Jefferson Health Sues Aetna Over Medicare Advantage Reimbursement Policy

3 min readSources: Above the Law

Jefferson Health has filed suit against Aetna, challenging its Medicare Advantage inpatient payment policy.

Why it matters: This lawsuit signals mounting legal friction between providers and insurers over Medicare Advantage reimbursement rules. For healthcare legal teams and in-house counsel, the case could set important precedents affecting contract negotiations and compliance strategies.

  • Jefferson Health filed the lawsuit on April 6, 2026, in the U.S. District Court for Eastern Pennsylvania.
  • Aetna's policy, effective January 1, 2026, allows severity reviews and can downcode many inpatient stays.
  • Jefferson argues the policy violates Medicare's two-midnight rule for inpatient admission coverage.
  • The American Hospital Association has called for the policy to be rescinded, citing transparency and provider concerns.

Jefferson Health sued Aetna on April 6, 2026, in the U.S. District Court for the Eastern District of Pennsylvania, taking aim at Aetna’s 'level of severity inpatient payment policy' for Medicare Advantage beneficiaries. The suit highlights escalating legal pushback against insurers’ reimbursement tactics impacting provider operations and patient care.

  • Aetna’s policy, effective January 1, 2026, mandates a clinical severity review for hospital stays of one to four midnights. If Aetna deems the stay 'low severity,' reimbursement may be reduced to the outpatient observation rate, which providers argue falls short of actual costs incurred.
  • Jefferson Health contends the policy violates the federal two-midnight rule, which requires Medicare coverage as an inpatient admission when a physician expects a stay of at least two midnights. The complaint alleges Aetna’s approach “resulted in administrative burden, financial strain and confusion at the Hospitals, resulting in time spent in dealing with Aetna’s 'policy' instead of providing patient care.”
  • The American Hospital Association has also called for the policy’s withdrawal, warning it undermines transparency for patients and the authority of providers in clinical decision-making.
  • For its part, Aetna maintains its policy “complies with all applicable federal law and regulations and with the terms of our provider contracts.”

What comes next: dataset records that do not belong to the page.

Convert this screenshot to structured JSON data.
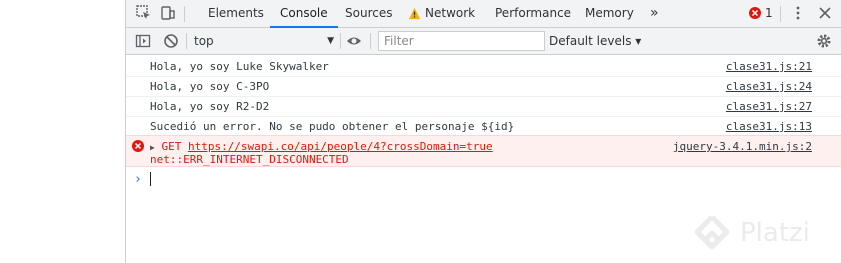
{
  "tabs": [
    {
      "label": "Elements"
    },
    {
      "label": "Console"
    },
    {
      "label": "Sources"
    },
    {
      "label": "Network"
    },
    {
      "label": "Performance"
    },
    {
      "label": "Memory"
    }
  ],
  "more_tabs": "»",
  "error_count": "1",
  "toolbar": {
    "context": "top",
    "filter_placeholder": "Filter",
    "levels": "Default levels ▾"
  },
  "messages": [
    {
      "text": "Hola, yo soy Luke Skywalker",
      "source": "clase31.js:21"
    },
    {
      "text": "Hola, yo soy C-3PO",
      "source": "clase31.js:24"
    },
    {
      "text": "Hola, yo soy R2-D2",
      "source": "clase31.js:27"
    },
    {
      "text": "Sucedió un error. No se pudo obtener el personaje ${id}",
      "source": "clase31.js:13"
    }
  ],
  "error": {
    "method": "GET",
    "url": "https://swapi.co/api/people/4?crossDomain=true",
    "detail": "net::ERR_INTERNET_DISCONNECTED",
    "source": "jquery-3.4.1.min.js:2"
  },
  "prompt": "›",
  "watermark": "Platzi",
  "colors": {
    "accent": "#1a73e8",
    "error": "#e0160f",
    "error_bg": "#fff0f0"
  }
}
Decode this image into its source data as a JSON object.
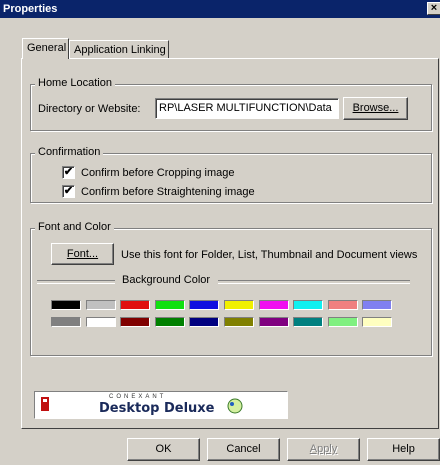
{
  "window": {
    "title": "Properties",
    "close_label": "×"
  },
  "tabs": [
    {
      "label": "General",
      "active": true
    },
    {
      "label": "Application Linking",
      "active": false
    }
  ],
  "home_location": {
    "group_label": "Home Location",
    "field_label": "Directory or Website:",
    "field_value": "RP\\LASER MULTIFUNCTION\\Data",
    "browse_label": "Browse..."
  },
  "confirmation": {
    "group_label": "Confirmation",
    "options": [
      {
        "label": "Confirm before Cropping image",
        "checked": true
      },
      {
        "label": "Confirm before Straightening image",
        "checked": true
      }
    ]
  },
  "font_color": {
    "group_label": "Font and Color",
    "font_button": "Font...",
    "font_description": "Use this font for Folder, List, Thumbnail and Document views",
    "background_label": "Background Color",
    "swatch_row1": [
      "#000000",
      "#c0c0c0",
      "#e01010",
      "#10e010",
      "#1010e0",
      "#f0f000",
      "#f010f0",
      "#10f0f0",
      "#f08080",
      "#8080f0"
    ],
    "swatch_row2": [
      "#808080",
      "#ffffff",
      "#800000",
      "#008000",
      "#000080",
      "#808000",
      "#800080",
      "#008080",
      "#80f080",
      "#ffffc0"
    ]
  },
  "logo": {
    "brand_small": "CONEXANT",
    "brand": "Desktop Deluxe"
  },
  "buttons": {
    "ok": "OK",
    "cancel": "Cancel",
    "apply": "Apply",
    "help": "Help"
  }
}
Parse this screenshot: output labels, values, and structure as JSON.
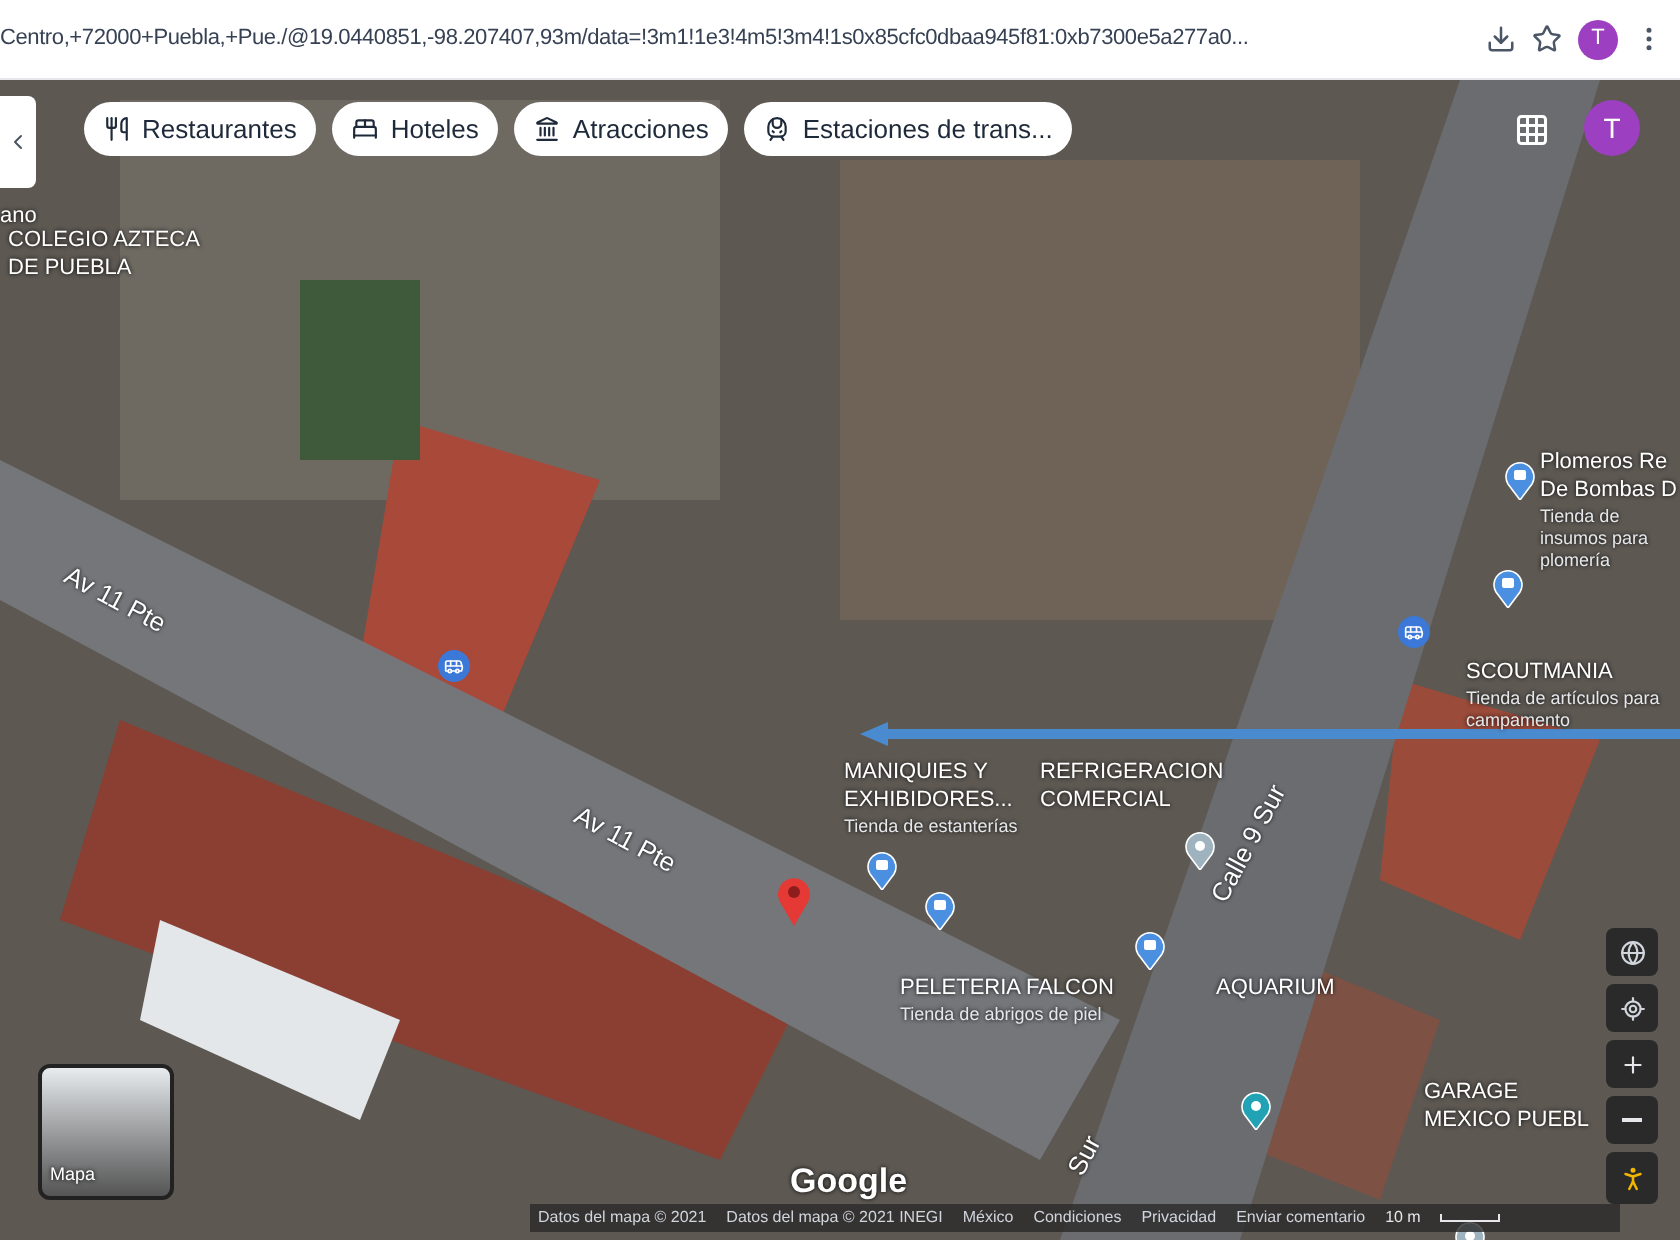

This dispute is unfolding in the context of broader scrutiny: in March 2026, Aetna agreed to pay $117.7 million to resolve unrelated allegations around inaccurate Medicare Advantage coding.

Legal observers say the outcome could influence future contract terms and the regulatory landscape for Medicare Advantage plan reimbursement nationwide.

By the numbers:

  • $117.7 million — Aetna's March 2026 settlement for False Claims Act allegations on Medicare Advantage coding
  • January 1, 2026 — Effective date of Aetna's severity review policy for inpatient stays
  • 1-4 midnights — Length of inpatient stays subject to Aetna's severity review

Yes, but: Details on how Aetna determines 'low severity' and the actual financial impact on Jefferson Health remain unclear.